Attorney for accused Oklahoma senator says he'll resign
By SEAN MURPHY
Mar. 21, 2017
OKLAHOMA CITY (AP) — A Republican state senator facing felony child prostitution charges after police say he solicited sex from a 17-year-old boy plans to resign from his seat, his attorney said late Monday.
Attorney Ed Blau said he'd recently been retained by Sen. Ralph Shortey and that it was premature to comment on the charges until he had more time to discuss the case with his client.
"Other than the probable cause affidavit that was released publicly, I haven't seen a single police report or talked to a single witness," Blau said.
Blau said he expects a not-guilty plea will be entered on Shortey's behalf when he makes his initial appearance in court later this week. The attorney also said Shortey intends to resign by Wednesday evening.
Meanwhile, the FBI and U.S. Secret Service in Oklahoma City both confirmed Monday they have joined the investigation into Shortey.
The FBI conducted a search on Friday of Shortey's Oklahoma City home, FBI spokeswoman Jessica Rice confirmed.
"Unfortunately I cannot provide any more details as this is a sensitive ongoing investigation," Rice said.
The U.S. Secret Service also is assisting in the investigation at the request of the Moore Police Department, said Ken Valentine, special agent in charge of the agency's Oklahoma City office.
"Where we have expertise, be it in cyber or electronics, that we can assist them with, then we do," Valentine said.
No federal charges have been filed against Shortey.
State prosecutors charged Shortey last week with engaging in child prostitution, transporting a minor for prostitution and engaging in prostitution within 1,000 feet of a church. He was released on a $100,000 bond.
The state Senate last week voted on a resolution to strip Shortey of most of his power, including his ability to serve on Senate committees and author bills. The Senate also took away his office, executive assistant and parking space.
Several Republican leaders have called for Shortey to resign, including Gov. Mary Fallin.
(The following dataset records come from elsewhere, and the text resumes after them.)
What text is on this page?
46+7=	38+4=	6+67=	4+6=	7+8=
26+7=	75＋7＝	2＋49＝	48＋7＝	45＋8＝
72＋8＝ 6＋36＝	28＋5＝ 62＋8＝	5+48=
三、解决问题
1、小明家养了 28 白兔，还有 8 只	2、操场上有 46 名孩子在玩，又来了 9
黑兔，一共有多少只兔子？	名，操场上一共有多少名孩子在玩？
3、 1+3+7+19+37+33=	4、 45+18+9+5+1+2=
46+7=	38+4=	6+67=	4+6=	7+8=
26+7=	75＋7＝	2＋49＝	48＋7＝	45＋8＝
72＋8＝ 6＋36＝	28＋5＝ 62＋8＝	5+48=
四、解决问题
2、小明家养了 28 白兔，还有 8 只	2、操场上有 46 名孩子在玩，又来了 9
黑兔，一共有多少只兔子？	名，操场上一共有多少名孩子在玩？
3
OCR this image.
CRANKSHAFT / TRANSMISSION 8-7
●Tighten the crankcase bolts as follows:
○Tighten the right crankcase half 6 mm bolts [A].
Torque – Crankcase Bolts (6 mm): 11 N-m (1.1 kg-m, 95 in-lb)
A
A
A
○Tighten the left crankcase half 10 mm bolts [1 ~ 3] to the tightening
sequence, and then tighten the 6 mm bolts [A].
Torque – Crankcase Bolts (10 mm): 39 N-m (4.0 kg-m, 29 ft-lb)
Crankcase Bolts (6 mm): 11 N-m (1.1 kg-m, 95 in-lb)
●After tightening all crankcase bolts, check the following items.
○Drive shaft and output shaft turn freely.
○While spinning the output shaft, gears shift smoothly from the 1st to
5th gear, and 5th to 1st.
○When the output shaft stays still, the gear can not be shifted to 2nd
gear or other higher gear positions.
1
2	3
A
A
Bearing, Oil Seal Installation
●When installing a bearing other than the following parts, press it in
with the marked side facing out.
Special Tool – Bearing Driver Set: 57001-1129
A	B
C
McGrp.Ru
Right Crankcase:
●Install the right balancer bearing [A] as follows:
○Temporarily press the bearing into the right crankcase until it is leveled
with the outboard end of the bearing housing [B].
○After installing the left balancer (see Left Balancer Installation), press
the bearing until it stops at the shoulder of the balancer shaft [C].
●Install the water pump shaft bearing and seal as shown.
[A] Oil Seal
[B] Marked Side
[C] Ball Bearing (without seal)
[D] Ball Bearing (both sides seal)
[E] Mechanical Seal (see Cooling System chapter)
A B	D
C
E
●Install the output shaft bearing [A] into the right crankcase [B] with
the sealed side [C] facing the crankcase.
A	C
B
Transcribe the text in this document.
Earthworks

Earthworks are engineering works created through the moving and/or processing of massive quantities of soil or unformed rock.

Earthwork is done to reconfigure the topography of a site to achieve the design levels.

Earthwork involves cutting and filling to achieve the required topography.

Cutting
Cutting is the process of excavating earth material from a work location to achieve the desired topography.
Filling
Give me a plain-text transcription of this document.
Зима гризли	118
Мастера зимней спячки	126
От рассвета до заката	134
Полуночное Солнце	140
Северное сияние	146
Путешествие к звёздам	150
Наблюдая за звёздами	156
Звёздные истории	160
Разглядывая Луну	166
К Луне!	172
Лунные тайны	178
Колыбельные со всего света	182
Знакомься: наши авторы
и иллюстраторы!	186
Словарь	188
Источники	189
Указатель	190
But senators have not voted to expel Shortey, which would take a two-thirds vote, so he will continue to draw his $38,400 annual salary. Shortey also will likely be eligible to collect his state retirement, even if he is convicted of the charges.
Joseph Fox, executive director of the Oklahoma Public Employees Retirement System, said Shortey became vested in the state's retirement system last year after serving six years in the Oklahoma Senate.
Oklahoma law allows for the forfeiture of retirement benefits only if the felony conviction is for bribery, corruption, forgery, perjury or a felony related to campaign finance or the duties of office.
If Shortey contributed the maximum amount to his retirement, he would be eligible to collect $9,216 annually after he turns 60, according to state retirement calculations.